Студопедия.Орг Главная | Случайная страница | Контакты | Мы поможем в написании вашей работы!  
 

Соборный глаз»: голография восприятия



«Русская философия», в отличии от «философии в России» наделяемая единством философской задачи (реальным или виртуальным – в данном случае не важно), наделяется попутно изначальной «неклассичностью», которая – как в историографическом, так и в концептуальном плане – раскручивается в различных интерпретативных форматах: от феноменологических до психоаналитических (что связано с именами таких теоретиков, как Б. Гройс, М. Маяцкий, В. Подорога, И. Чубаров, М. Ямпольский и др.). Неклассичность той «позы мудрости», которую принимает «русский разум», может быть продемонстрирована на примере драматической взаимообратимости базовых символических конструктов («соборность» и «Россия»), соответственно ориентированных концептуальных стратегий. Указание подобного контекста представляется необходимым для уяснения параметров осмысленности оптического проекта (проекта полицентрической или «волоконной» оптики как философского инструмента), предложенного Флоренским при рассмотрении соотношения прямой и обратной перспектив.

Изначальной операцией, совершаемой русским философским дискурсом как дискурсом о России, является операция универсализации собственного конкретно-исторического опыта (разумеется, изначально идеологизированного), что одновременно выступает и как операция растождествления с эмпирической событийностью: «Россия», утрачивая отчетливую историческую или географическую привязку становится концептом, означающим вопрос относительно универсальности рефлексивных (самоописательных) структур: мышления, языка, нравственного закона, что коррелятивно фундаментальной переориентации философского дискурса с тематического раскрытия единого на нетематическую демонстрацию иного.
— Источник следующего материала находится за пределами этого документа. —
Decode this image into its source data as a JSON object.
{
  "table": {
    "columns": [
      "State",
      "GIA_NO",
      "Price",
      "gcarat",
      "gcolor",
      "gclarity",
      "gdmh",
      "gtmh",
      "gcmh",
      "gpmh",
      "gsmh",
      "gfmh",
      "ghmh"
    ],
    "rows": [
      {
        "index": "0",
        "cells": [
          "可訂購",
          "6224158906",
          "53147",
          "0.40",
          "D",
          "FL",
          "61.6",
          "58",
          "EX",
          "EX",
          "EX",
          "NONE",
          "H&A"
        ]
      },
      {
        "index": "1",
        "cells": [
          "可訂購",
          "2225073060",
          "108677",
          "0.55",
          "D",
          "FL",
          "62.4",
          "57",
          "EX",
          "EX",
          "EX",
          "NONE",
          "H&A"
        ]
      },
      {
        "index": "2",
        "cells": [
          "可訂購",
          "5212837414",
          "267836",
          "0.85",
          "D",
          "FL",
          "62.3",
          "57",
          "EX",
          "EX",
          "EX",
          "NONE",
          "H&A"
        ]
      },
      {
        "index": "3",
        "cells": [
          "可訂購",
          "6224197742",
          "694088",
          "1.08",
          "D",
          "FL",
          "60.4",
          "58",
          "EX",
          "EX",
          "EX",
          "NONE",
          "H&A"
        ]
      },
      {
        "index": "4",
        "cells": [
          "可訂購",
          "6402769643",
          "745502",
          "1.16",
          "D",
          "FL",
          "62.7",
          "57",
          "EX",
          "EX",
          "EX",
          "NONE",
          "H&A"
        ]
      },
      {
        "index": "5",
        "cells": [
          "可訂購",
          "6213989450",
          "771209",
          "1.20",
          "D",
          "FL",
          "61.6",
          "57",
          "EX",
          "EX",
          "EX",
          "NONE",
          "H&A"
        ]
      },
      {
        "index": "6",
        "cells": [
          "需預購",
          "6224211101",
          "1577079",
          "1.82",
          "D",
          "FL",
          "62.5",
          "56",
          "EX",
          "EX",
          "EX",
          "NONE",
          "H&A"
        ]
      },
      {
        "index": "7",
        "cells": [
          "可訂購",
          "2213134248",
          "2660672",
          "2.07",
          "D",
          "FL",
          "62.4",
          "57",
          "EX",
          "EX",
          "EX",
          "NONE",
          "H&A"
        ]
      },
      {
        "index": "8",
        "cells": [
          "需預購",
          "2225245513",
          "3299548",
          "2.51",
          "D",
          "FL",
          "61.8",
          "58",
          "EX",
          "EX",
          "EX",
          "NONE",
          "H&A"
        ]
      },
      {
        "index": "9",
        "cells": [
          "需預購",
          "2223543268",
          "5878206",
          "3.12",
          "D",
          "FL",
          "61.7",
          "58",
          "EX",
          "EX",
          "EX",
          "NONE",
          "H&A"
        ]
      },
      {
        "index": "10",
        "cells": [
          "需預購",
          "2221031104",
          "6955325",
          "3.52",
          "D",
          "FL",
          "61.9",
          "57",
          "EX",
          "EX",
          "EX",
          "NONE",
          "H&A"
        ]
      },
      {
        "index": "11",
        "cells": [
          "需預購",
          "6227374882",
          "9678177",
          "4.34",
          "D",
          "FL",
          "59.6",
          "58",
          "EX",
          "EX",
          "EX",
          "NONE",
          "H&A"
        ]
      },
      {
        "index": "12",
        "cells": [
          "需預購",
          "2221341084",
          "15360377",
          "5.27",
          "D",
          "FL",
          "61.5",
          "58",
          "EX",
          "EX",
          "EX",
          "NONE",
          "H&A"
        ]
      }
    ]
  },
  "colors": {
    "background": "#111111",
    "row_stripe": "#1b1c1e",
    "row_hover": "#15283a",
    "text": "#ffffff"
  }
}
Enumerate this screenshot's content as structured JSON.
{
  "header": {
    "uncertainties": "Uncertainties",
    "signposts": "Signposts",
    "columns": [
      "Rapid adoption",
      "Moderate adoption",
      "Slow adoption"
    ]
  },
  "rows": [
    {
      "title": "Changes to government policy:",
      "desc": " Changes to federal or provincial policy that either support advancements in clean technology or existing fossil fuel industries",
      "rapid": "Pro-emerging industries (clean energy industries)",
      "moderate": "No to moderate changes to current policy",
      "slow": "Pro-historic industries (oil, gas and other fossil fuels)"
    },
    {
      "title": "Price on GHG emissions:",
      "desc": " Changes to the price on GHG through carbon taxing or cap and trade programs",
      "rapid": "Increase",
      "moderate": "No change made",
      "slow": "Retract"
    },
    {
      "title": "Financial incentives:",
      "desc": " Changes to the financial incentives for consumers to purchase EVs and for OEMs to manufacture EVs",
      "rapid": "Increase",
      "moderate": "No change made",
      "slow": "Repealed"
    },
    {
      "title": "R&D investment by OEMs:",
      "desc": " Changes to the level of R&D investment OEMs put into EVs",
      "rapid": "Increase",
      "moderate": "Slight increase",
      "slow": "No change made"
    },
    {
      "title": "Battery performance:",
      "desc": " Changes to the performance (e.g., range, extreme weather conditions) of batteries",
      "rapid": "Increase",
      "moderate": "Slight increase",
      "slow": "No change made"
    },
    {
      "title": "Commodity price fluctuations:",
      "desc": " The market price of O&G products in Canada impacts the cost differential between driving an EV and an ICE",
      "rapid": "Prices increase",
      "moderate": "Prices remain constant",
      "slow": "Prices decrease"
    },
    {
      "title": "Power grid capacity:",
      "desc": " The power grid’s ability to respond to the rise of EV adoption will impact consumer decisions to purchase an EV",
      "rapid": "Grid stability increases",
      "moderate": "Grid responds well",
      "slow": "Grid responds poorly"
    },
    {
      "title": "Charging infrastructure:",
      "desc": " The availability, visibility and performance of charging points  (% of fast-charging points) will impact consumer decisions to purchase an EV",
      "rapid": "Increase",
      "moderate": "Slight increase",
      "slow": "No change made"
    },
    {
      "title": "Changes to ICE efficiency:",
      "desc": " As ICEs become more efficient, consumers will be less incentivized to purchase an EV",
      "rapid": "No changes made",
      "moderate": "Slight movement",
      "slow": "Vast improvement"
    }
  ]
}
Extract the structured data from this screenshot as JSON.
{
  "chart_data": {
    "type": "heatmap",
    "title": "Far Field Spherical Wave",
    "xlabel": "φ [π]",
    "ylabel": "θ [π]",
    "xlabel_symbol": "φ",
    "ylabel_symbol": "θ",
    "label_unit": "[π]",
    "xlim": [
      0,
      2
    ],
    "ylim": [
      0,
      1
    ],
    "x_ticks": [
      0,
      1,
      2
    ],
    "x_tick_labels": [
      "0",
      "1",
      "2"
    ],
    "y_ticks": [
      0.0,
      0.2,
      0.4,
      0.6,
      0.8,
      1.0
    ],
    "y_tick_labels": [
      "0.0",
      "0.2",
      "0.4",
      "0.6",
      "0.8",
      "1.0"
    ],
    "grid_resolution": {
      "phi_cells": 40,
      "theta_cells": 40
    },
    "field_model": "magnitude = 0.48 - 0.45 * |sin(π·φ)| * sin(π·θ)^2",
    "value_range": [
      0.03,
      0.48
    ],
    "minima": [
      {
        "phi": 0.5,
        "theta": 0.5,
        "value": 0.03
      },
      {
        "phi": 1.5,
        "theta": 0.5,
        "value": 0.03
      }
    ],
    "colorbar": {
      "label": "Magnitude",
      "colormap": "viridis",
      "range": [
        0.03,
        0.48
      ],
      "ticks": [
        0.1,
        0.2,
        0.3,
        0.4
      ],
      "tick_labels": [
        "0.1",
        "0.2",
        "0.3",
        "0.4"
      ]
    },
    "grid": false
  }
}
Шифром такого рода рефлексивной необратимости, означающим работы дифференциальных сил выступает некоторый хронотоп, пространственно-временная конфигурация. «Соборность» (в известном смысле концепт-дубликат «России») также проблематизирует возможность гомогенного описания как такового[1]. «Неклассичность» проблематизации дублируется и неклассическим типом текстопроизводства, ориентированного не столько на рациональную связность излагаемого, сколько на перформативные стратегии «риторической логики», психомиметические машины или на «невыразимые» в связном дискурсе пато-логические практики повседневности.

Применительно к Флоренскому (основному персонажу данного доклада) эти сюжеты оказываются более чем справедливыми: ризоматический текст (объединяемый post factum под рубрикой «конкретной метафизики») своей структурной организацией иллюстрирует собственное же содержание: горизонтальную развертку магической грибницы мира, единство которого ни идеально, ни текстуально не обеспечено.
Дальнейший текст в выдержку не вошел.